Until the systems themselves come down, getting revenge should look like the removal of fatphobic language and ideals from your everyday life, and holding those around you to the same standard. The first step in getting revenge on anti-fatness is to truly educate yourself on the origins of anti-fatness and its roots in anti-Blackness. You have to decolonize the way you conceptualize fatness, health, and determinants of health. You have to realize that the way we are socialized to think about fatness was created to keep Black people on the outskirts of desirability; it has nothing to do with the reality of fatness and fat people. You must understand that anti-fatness does not exist on its own—it is a form of racial violence rooted in anti-Blackness. As a result, anti-fatness, just like anti-Blackness, is entrenched in every system: from healthcare, to food production and consumption, the beauty industry, and everything in-between.

This decolonization practice looks like self-introspection. Do you put moral value on your food? Do you feel a false sense of superiority when eating a fruit or vegetable versus pizza? Do you mentally berate and belittle yourself when you eat food that is deemed to be “unhealthy”? Do you feel bad when eating carbs and tell yourself you’re going to have to work it off later? Do you find yourself judging others for simply existing when they are fat? Do you fear being fat because you equate fat with being unhealthy, and ultimately see fatness as a bad thing?

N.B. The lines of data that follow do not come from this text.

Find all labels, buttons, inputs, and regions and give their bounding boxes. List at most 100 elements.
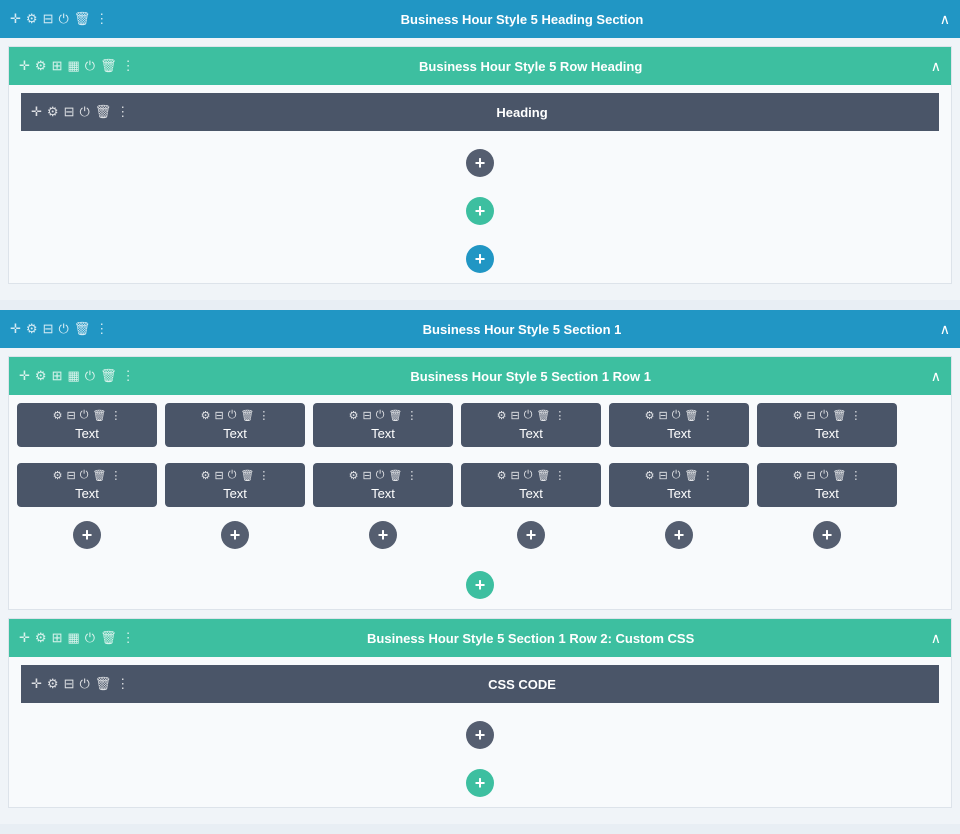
gear-icon[interactable]: ⚙ <box>497 469 507 482</box>
add-col-3-button[interactable]: + <box>369 521 397 549</box>
section1-row1-chevron[interactable]: ∧ <box>931 368 941 385</box>
layers-icon[interactable]: ⊟ <box>362 409 371 422</box>
layers-icon[interactable]: ⊟ <box>43 321 54 337</box>
move-icon[interactable]: ✛ <box>19 368 30 384</box>
move-icon[interactable]: ✛ <box>10 11 21 27</box>
dots-icon[interactable]: ⋮ <box>116 104 129 120</box>
trash-icon[interactable]: 🗑 <box>95 676 112 692</box>
section1-row2-chevron[interactable]: ∧ <box>931 630 941 647</box>
gear-icon[interactable]: ⚙ <box>349 409 359 422</box>
gear-icon[interactable]: ⚙ <box>201 469 211 482</box>
trash-icon[interactable]: 🗑 <box>92 409 106 422</box>
layers-icon[interactable]: ⊞ <box>52 368 63 384</box>
dots-icon[interactable]: ⋮ <box>110 469 121 482</box>
trash-icon[interactable]: 🗑 <box>100 58 117 74</box>
move-icon[interactable]: ✛ <box>19 58 30 74</box>
gear-icon[interactable]: ⚙ <box>645 469 655 482</box>
gear-icon[interactable]: ⚙ <box>35 368 47 384</box>
section1-chevron[interactable]: ∧ <box>940 321 950 338</box>
add-col-6-button[interactable]: + <box>813 521 841 549</box>
layers-icon[interactable]: ⊟ <box>66 469 75 482</box>
trash-icon[interactable]: 🗑 <box>832 409 846 422</box>
layers-icon[interactable]: ⊟ <box>658 469 667 482</box>
trash-icon[interactable]: 🗑 <box>240 469 254 482</box>
trash-icon[interactable]: 🗑 <box>74 321 91 337</box>
layers-icon[interactable]: ⊟ <box>362 469 371 482</box>
power-icon[interactable]: ⏻ <box>524 409 533 422</box>
add-col-1-button[interactable]: + <box>73 521 101 549</box>
power-icon[interactable]: ⏻ <box>85 630 95 646</box>
layers-icon[interactable]: ⊟ <box>510 409 519 422</box>
heading-row-chevron[interactable]: ∧ <box>931 58 941 75</box>
trash-icon[interactable]: 🗑 <box>684 469 698 482</box>
power-icon[interactable]: ⏻ <box>79 676 89 692</box>
add-col-2-button[interactable]: + <box>221 521 249 549</box>
layers-icon[interactable]: ⊟ <box>43 11 54 27</box>
add-col-5-button[interactable]: + <box>665 521 693 549</box>
power-icon[interactable]: ⏻ <box>376 469 385 482</box>
layers-icon[interactable]: ⊞ <box>52 58 63 74</box>
layers-icon[interactable]: ⊟ <box>806 409 815 422</box>
dots-icon[interactable]: ⋮ <box>406 409 417 422</box>
dots-icon[interactable]: ⋮ <box>850 469 861 482</box>
trash-icon[interactable]: 🗑 <box>92 469 106 482</box>
move-icon[interactable]: ✛ <box>31 104 42 120</box>
gear-icon[interactable]: ⚙ <box>497 409 507 422</box>
layers-icon[interactable]: ⊟ <box>214 409 223 422</box>
gear-icon[interactable]: ⚙ <box>793 409 803 422</box>
layers-icon[interactable]: ⊟ <box>64 676 75 692</box>
gear-icon[interactable]: ⚙ <box>53 409 63 422</box>
power-icon[interactable]: ⏻ <box>376 409 385 422</box>
power-icon[interactable]: ⏻ <box>80 469 89 482</box>
trash-icon[interactable]: 🗑 <box>388 409 402 422</box>
gear-icon[interactable]: ⚙ <box>47 676 59 692</box>
power-icon[interactable]: ⏻ <box>228 409 237 422</box>
gear-icon[interactable]: ⚙ <box>201 409 211 422</box>
dots-icon[interactable]: ⋮ <box>850 409 861 422</box>
trash-icon[interactable]: 🗑 <box>536 469 550 482</box>
gear-icon[interactable]: ⚙ <box>35 630 47 646</box>
trash-icon[interactable]: 🗑 <box>684 409 698 422</box>
dots-icon[interactable]: ⋮ <box>554 469 565 482</box>
layers-icon[interactable]: ⊟ <box>66 409 75 422</box>
gear-icon[interactable]: ⚙ <box>793 469 803 482</box>
gear-icon[interactable]: ⚙ <box>26 11 38 27</box>
gear-icon[interactable]: ⚙ <box>35 58 47 74</box>
add-col-4-button[interactable]: + <box>517 521 545 549</box>
move-icon[interactable]: ✛ <box>10 321 21 337</box>
columns-icon[interactable]: ▦ <box>67 630 79 646</box>
dots-icon[interactable]: ⋮ <box>702 469 713 482</box>
layers-icon[interactable]: ⊟ <box>806 469 815 482</box>
trash-icon[interactable]: 🗑 <box>100 630 117 646</box>
gear-icon[interactable]: ⚙ <box>53 469 63 482</box>
columns-icon[interactable]: ▦ <box>67 368 79 384</box>
power-icon[interactable]: ⏻ <box>58 11 68 27</box>
power-icon[interactable]: ⏻ <box>672 469 681 482</box>
trash-icon[interactable]: 🗑 <box>832 469 846 482</box>
dots-icon[interactable]: ⋮ <box>406 469 417 482</box>
trash-icon[interactable]: 🗑 <box>536 409 550 422</box>
layers-icon[interactable]: ⊟ <box>64 104 75 120</box>
layers-icon[interactable]: ⊟ <box>214 469 223 482</box>
trash-icon[interactable]: 🗑 <box>388 469 402 482</box>
dots-icon[interactable]: ⋮ <box>122 368 135 384</box>
trash-icon[interactable]: 🗑 <box>74 11 91 27</box>
trash-icon[interactable]: 🗑 <box>240 409 254 422</box>
power-icon[interactable]: ⏻ <box>228 469 237 482</box>
power-icon[interactable]: ⏻ <box>85 58 95 74</box>
power-icon[interactable]: ⏻ <box>85 368 95 384</box>
dots-icon[interactable]: ⋮ <box>702 409 713 422</box>
power-icon[interactable]: ⏻ <box>58 321 68 337</box>
layers-icon[interactable]: ⊟ <box>658 409 667 422</box>
add-css-row-teal-button[interactable]: + <box>466 769 494 797</box>
dots-icon[interactable]: ⋮ <box>258 409 269 422</box>
dots-icon[interactable]: ⋮ <box>110 409 121 422</box>
add-row1-teal-button[interactable]: + <box>466 571 494 599</box>
add-block-button-blue[interactable]: + <box>466 245 494 273</box>
columns-icon[interactable]: ▦ <box>67 58 79 74</box>
dots-icon[interactable]: ⋮ <box>116 676 129 692</box>
layers-icon[interactable]: ⊟ <box>510 469 519 482</box>
dots-icon[interactable]: ⋮ <box>95 11 108 27</box>
add-css-block-button[interactable]: + <box>466 721 494 749</box>
power-icon[interactable]: ⏻ <box>672 409 681 422</box>
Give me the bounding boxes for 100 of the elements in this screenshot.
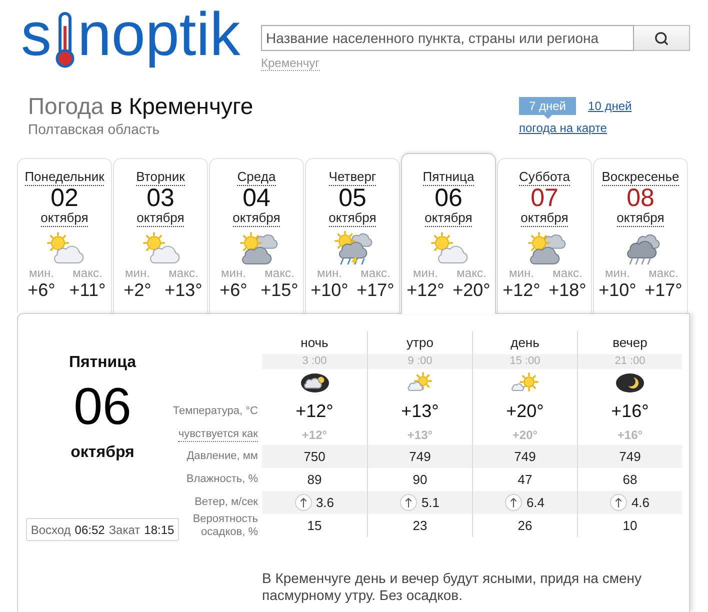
min-temperature: +2° [124, 280, 152, 300]
min-temperature: +10° [310, 280, 348, 300]
table-cell: 749 [577, 445, 682, 468]
month-link[interactable]: октября [328, 210, 376, 227]
row-label: Вероятность осадков, % [192, 512, 258, 538]
max-temperature: +20° [452, 280, 490, 300]
month-link[interactable]: октября [616, 210, 664, 227]
wind-speed: 4.6 [631, 494, 650, 512]
table-cell: 749 [472, 445, 577, 468]
search-button[interactable] [634, 25, 690, 51]
weekday-link[interactable]: Пятница [422, 169, 474, 186]
max-label: макс. [552, 266, 582, 280]
table-cell: +13° [367, 397, 472, 425]
sunrise-label: Восход [30, 522, 71, 538]
day-tab[interactable]: Вторник 03 октября мин. +2° макс. +13° [113, 158, 208, 313]
sun-cloud-icon [510, 372, 540, 394]
day-tab[interactable]: Пятница 06 октября мин. +12° макс. +20° [401, 153, 496, 314]
region-label: Полтавская область [28, 120, 161, 138]
sunset-label: Закат [108, 522, 140, 538]
moon-cloud-icon [300, 372, 330, 394]
month-link[interactable]: октября [136, 210, 184, 227]
date-number: 04 [242, 186, 270, 210]
min-temperature: +6° [220, 280, 248, 300]
view-tab[interactable]: 10 дней [588, 97, 632, 115]
row-label: Температура, °C [172, 404, 258, 418]
tab-pointer-icon [544, 115, 552, 119]
date-number: 06 [434, 186, 462, 210]
month-label: октября [70, 443, 134, 463]
search-field[interactable]: Название населенного пункта, страны или региона [261, 25, 634, 51]
weekday-link[interactable]: Понедельник [24, 169, 104, 186]
min-label: мин. [605, 266, 630, 280]
table-cell-text: 15 [306, 516, 323, 535]
max-label: макс. [72, 266, 102, 280]
table-cell: +16° [577, 397, 682, 425]
month-link[interactable]: октября [424, 210, 472, 227]
wind-speed: 3.6 [316, 494, 334, 512]
time-label: 9 :00 [367, 354, 472, 369]
table-cell-text: 89 [306, 470, 323, 489]
min-temperature: +10° [598, 280, 636, 300]
moon-icon [615, 372, 645, 394]
thermometer-icon [54, 12, 76, 68]
min-label: мин. [413, 266, 438, 280]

Next, it would be wise to re-evaluate and analyze the way you think and speak about your own body, as well as the way you think and speak about others. Do you find yourself demonizing your body when you wear clothes that you have been socialized to see as unflattering? Do you equate your self-worth with the number you see on the scale? Do you think when you eat something you deem to be unhealthy that you have to work out to “burn” off the calories? Do you talk about how you need to lose weight? Do you unnecessarily compare your body to others you see on social media? Do you find relief in the realization that others are fatter than you?

After self-reflection, it is time to turn your knowledge and understanding into practice. This may look like supporting fat-positive brands, not ones who falsely preach inclusivity, but ones who prioritize having an inclusive size range and have just as many fat Black people in their ads as they do thin white folks. You should make a consistent effort to uplift fat folks’ work, fat Black folks who are often pushed out of fat-inclusive spaces and conversations. We are all taught growing up to hate fatness whether we realize it or not. Educating yourself and working against anti-fatness is a lifelong commitment, one that we should all undertake. The true revenge is going against everything you have been taught to believe about fatness and health.

You know better, so what steps are you willing to take to be better?